Rigo continues to inspire his teammates and a whole generation of cyclists with his laid-back, fun-loving approach to the sport.
When Stefan Bissegger was ten, he signed up for a bike race in his home village in Switzerland. He just didn’t know that he needed a racing bike. The organizer, an old pro, called him and said he could borrow one. He is still Stefan’s coach.
Stefan had fun at the race. Soon he was dreaming of winning classics like Paris-Roubaix and the Tour of Flanders. He was good at time-trials and long solos and wanted to become the kind of racer who could ride away from all of his rivals on the Oude Kwaremont.
After a stellar few years in the juniors, Stefan came to our team in 2020. He had a breakthrough season in 2021, with time-trial victories at Paris-Nice and the Benelux Tour and an outstanding solo stage win at his home race: the Tour de Suisse. To cap it all off, he participated in his first Olympics on the track with the Swiss team-pursuit squad.
Last year, Stefan won the European time trial championships, the TT at the UAE Tour, and a rainbow jersey in the mixed relay at the world championships.
He had a difficult start to this season, breaking his wrist right before his favorite race of the year: Paris-Roubaix. He is back on his bike though. And he is only going to get faster.

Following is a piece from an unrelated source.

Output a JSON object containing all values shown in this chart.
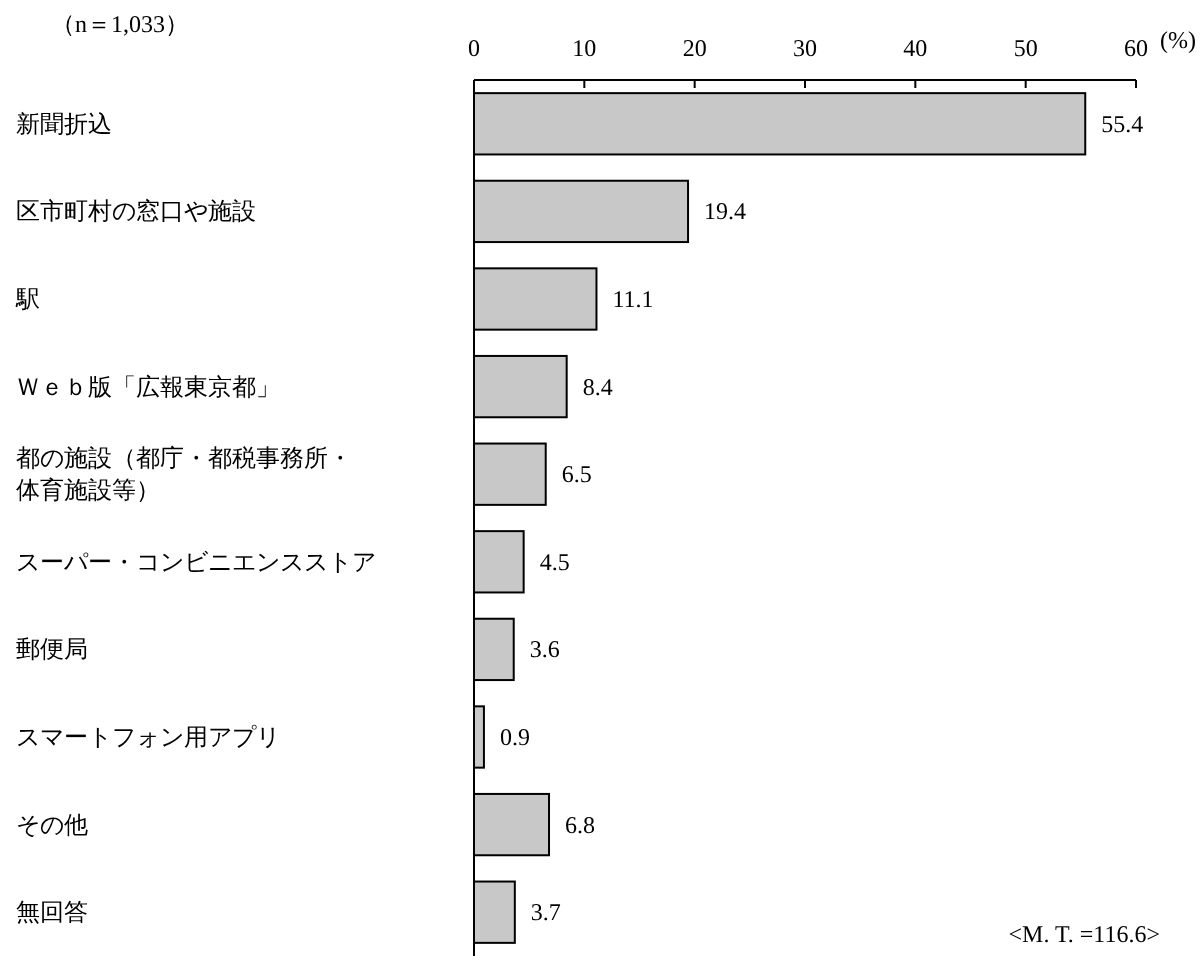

If Stefan wasn’t a racer, he would be a bike mechanic. He likes tinkering with the set-up of his SuperSlice and testing his position until it is as aero as possible.
Magnus Cort is one of cycling’s most respected professionals—a ruthless finisher who can climb and time trial. His rivals know he can win on almost any terrain and will push himself to great lengths when he sees an uncrossed finish line. At the end of a long, hard race, no one in the peloton wants to sprint against Magnus.

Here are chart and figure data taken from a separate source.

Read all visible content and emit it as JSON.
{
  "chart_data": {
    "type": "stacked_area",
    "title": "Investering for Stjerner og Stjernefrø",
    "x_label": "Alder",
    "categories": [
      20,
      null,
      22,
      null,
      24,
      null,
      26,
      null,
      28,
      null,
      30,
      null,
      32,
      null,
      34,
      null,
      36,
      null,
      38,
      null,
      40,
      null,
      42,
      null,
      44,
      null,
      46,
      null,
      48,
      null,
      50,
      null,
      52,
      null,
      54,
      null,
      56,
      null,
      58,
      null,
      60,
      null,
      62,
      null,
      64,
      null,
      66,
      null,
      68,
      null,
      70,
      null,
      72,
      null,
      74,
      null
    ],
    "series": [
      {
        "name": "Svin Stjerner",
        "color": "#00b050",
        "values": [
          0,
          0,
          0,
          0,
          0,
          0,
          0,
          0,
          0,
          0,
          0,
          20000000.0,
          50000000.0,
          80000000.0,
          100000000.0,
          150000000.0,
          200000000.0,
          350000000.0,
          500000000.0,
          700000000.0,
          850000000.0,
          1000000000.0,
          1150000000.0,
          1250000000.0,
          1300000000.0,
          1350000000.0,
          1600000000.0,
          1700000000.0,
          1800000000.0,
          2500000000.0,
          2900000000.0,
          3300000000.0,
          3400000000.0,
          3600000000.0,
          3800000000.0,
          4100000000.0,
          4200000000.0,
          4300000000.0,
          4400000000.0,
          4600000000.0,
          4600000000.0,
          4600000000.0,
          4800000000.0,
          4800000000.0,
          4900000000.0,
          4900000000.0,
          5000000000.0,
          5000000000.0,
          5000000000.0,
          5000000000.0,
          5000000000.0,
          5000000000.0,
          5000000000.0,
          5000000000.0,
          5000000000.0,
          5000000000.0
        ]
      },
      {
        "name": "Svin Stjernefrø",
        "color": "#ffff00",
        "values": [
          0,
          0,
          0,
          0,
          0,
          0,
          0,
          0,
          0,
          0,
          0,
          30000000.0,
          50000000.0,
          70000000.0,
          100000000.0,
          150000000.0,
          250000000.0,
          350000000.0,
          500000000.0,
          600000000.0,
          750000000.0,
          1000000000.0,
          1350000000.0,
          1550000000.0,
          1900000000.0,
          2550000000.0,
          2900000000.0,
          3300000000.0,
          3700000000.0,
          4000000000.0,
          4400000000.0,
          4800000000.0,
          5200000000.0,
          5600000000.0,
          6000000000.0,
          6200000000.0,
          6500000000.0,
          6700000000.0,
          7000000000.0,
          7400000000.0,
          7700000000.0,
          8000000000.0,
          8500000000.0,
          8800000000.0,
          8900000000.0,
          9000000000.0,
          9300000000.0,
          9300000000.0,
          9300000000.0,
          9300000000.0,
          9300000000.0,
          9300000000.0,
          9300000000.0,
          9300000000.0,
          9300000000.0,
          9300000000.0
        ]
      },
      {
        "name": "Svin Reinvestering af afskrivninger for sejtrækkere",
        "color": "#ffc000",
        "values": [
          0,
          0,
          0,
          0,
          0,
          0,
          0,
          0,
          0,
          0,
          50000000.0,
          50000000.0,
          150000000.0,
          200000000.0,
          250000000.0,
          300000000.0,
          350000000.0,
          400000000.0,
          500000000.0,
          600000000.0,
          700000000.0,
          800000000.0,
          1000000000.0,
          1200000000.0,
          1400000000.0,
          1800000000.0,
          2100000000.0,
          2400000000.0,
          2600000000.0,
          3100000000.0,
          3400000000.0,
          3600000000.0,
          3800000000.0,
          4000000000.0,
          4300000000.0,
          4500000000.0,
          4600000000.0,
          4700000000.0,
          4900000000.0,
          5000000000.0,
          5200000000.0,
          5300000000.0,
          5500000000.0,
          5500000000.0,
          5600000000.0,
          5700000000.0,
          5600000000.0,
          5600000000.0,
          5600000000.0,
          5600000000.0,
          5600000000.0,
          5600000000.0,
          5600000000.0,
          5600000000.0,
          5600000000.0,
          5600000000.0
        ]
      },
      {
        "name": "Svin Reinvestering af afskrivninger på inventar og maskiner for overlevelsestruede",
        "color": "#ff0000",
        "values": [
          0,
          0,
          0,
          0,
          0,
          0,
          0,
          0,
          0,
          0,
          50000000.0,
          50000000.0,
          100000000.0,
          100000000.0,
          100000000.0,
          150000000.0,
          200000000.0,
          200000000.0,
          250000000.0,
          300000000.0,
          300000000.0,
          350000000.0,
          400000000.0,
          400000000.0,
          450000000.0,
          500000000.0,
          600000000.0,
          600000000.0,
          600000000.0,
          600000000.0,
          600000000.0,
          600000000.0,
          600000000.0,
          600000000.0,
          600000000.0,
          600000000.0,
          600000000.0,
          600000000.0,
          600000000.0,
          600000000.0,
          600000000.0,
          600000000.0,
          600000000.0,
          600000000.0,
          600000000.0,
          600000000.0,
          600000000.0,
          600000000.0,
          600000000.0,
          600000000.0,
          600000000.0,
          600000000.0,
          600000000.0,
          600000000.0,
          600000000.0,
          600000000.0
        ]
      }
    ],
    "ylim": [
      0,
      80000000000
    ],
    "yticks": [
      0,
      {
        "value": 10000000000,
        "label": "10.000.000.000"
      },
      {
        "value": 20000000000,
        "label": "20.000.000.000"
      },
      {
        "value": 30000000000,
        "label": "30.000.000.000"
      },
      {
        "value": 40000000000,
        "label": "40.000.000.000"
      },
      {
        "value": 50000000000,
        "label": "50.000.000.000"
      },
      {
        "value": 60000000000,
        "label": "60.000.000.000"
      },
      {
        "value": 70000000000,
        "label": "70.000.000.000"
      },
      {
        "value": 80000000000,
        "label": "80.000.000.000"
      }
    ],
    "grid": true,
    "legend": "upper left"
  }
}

Magnus’s competitive spirit thrust him away from home when he was only 16. He had only been racing for a few years, when he moved from Bornholm, the windswept Danish island in the Baltic Sea where he was born and raised, to the Danish mainland to try to turn pro. Now in his ninth World Tour season, Magnus’ will to win is as strong as ever. In 2022, he won a stage of the Tour de France and led the King of the Mountains competition for seven stages. He started 2023 right where he left off. First he won two stages and the points competition at the Volta ao Algarve. Then, he won a stage at the Giro and completed his trifecta, with stage wins in all three grand tours. In all, Magnus has 26 victories to his name, including six stages of the Vuelta, two from the Tour de France, and now one from the Giro.
But cycling has always been about more than winning to Magnus. Ever since he was a kid, he has used his bike to explore. On Bornholm, Magnus would roam the dunes and rocky cliffs by the coast and explore the woods inland. His favourite rides are still long spins through the forest. When he has time off, Magnus will go hiking or ski touring in the mountains near his home in Andorra. Magnus has climbed Kilimanjaro with his mom and dad and his brother and sister. He goes back to Bornholm whenever he can and enjoys trekking across the island. Before long, he yearns to go racing again though.
To Magnus, nothing compares to sprinting across a finish line and throwing up his arms.